An NIOC official has announced that Iran has managed to regain 80 per cent of its lost share in the European oil market.
Executive Director for International Affairs at National Iranian Oil Company (NIOC) Seyyed Mohsen Ghamsari said Iran has no stored oil on water asserting “a negligible amount of gas condensate exists on water since these materials do not have constant use and shall remain on water until customers demand them.”
The official pointed to oil sales in single-piece shipment maintaining “normally, customers purchase their required oil by inking long-term agreements with providers though they supply about 20 per cent of their demand within the framework of spot contracts in order to move in line with market trends as well as to buy crude oil at lower prices.”
“Market conditions will decide on the amount of oil to be sold via long-term deals or through spot contracts,” highlighted Ghamsari explaining “under certain circumstances, including when production outpaces exports due to repairs or security issues, sellers also opt for dispatching oil in single-piece shipments.”
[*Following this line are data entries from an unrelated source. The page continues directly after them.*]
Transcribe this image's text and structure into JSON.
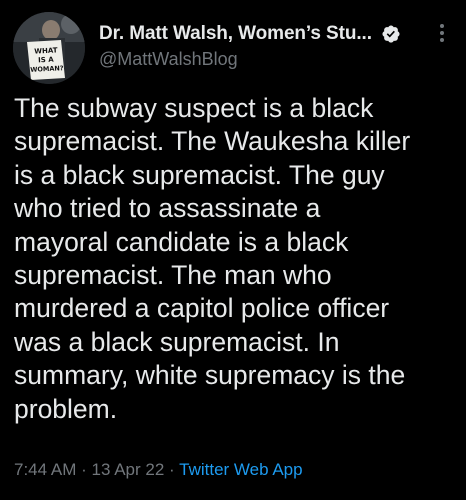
{
  "author": {
    "display_name": "Dr. Matt Walsh, Women’s Stu...",
    "handle": "@MattWalshBlog",
    "avatar_sign_text": [
      "WHAT",
      "IS A",
      "WOMAN?"
    ],
    "verified_icon": "verified-badge-icon"
  },
  "tweet": {
    "text_lines": [
      "The subway suspect is a black",
      "supremacist. The Waukesha killer",
      "is a black supremacist. The guy",
      "who tried to assassinate a",
      "mayoral candidate is a black",
      "supremacist. The man who",
      "murdered a capitol police officer",
      "was a black supremacist. In",
      "summary, white supremacy is the",
      "problem."
    ],
    "time": "7:44 AM",
    "separator": "·",
    "date": "13 Apr 22",
    "source": "Twitter Web App"
  },
  "colors": {
    "background": "#000000",
    "text": "#e7e9ea",
    "secondary": "#71767b",
    "accent": "#1d9bf0"
  }
}
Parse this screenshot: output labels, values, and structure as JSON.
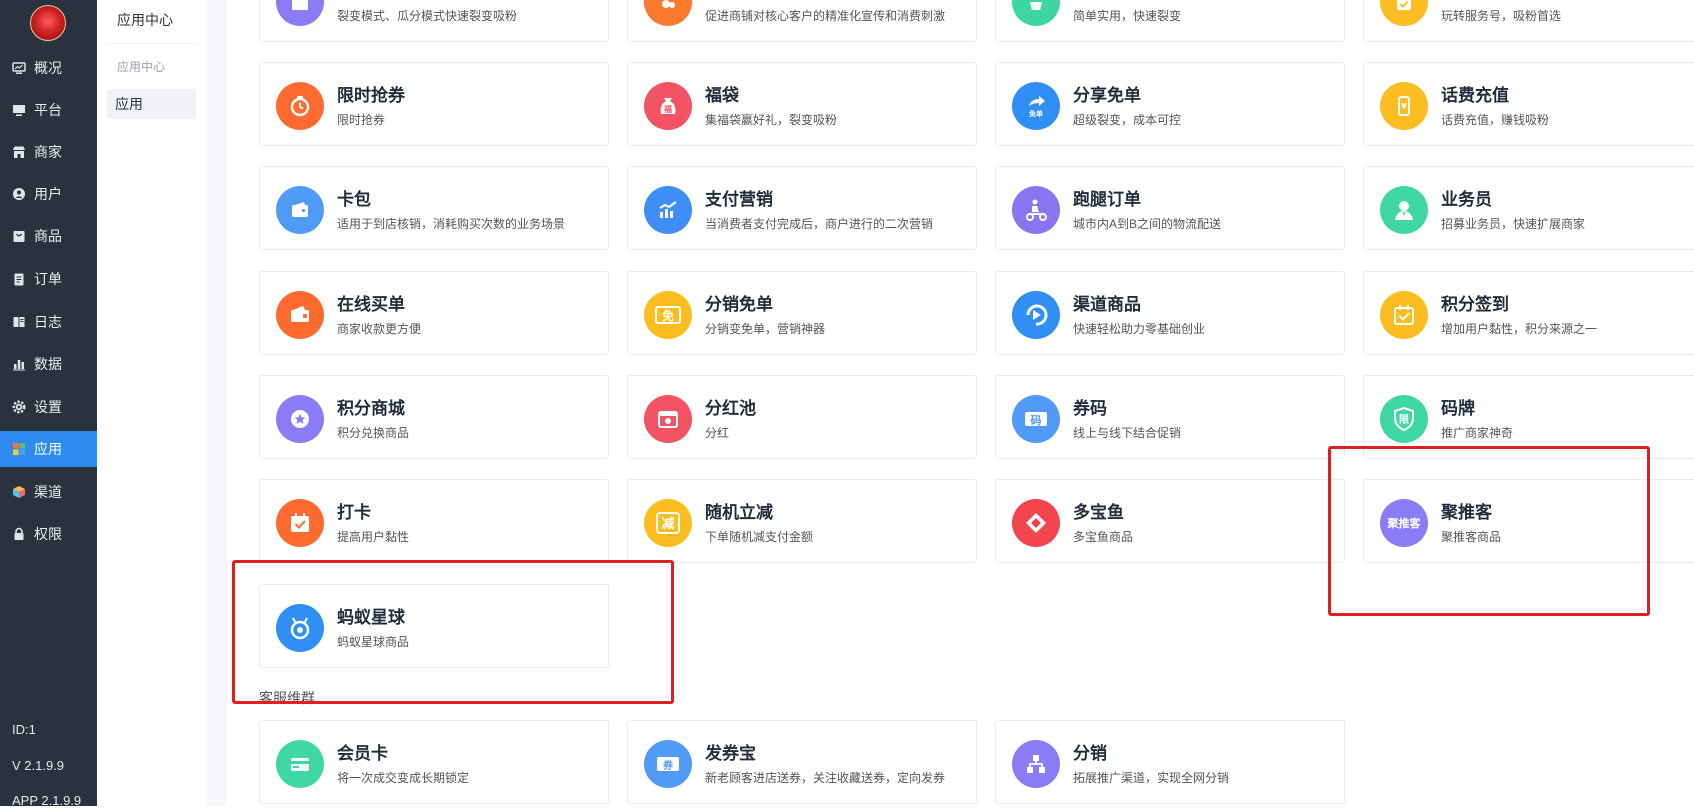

The NIOC official, while comparing current volume of Iran’s crude exports to Europe with that of pre-sanction years, said “statistics reveal that approximately a quarter of Iran’s crude is being dispatched to Europe indicating that the country has almost reclaimed its previous share.”
“At the present time, volume of Iran’s oil deals with European countries exceeds that of pre-sanction era,” emphasized Ghasari confirming “Iran has now retrieved 80 per cent of its previous market share in Europe.”
He touched upon a claim made by a western media that Iran’s oil exports dropped in June observing “volume of exports in one month cannot be a good criterion since loading might be interrupted or the customer might face problems in receiving the product.”
“Accordingly, a three-month time interval is required to judge whether crude exports have increased or fallen,” stressed the NIOC official.
Ghamsari further stated that Iran has so far repossessed its share without offering discounts; “although many countries have the inclination to manipulate oil prices in an attempt to increase their market shares, Iran’s credibility is high enough to attract customers who attach importance to supply security and reliability regardless of discount prices for oil,” he concluded.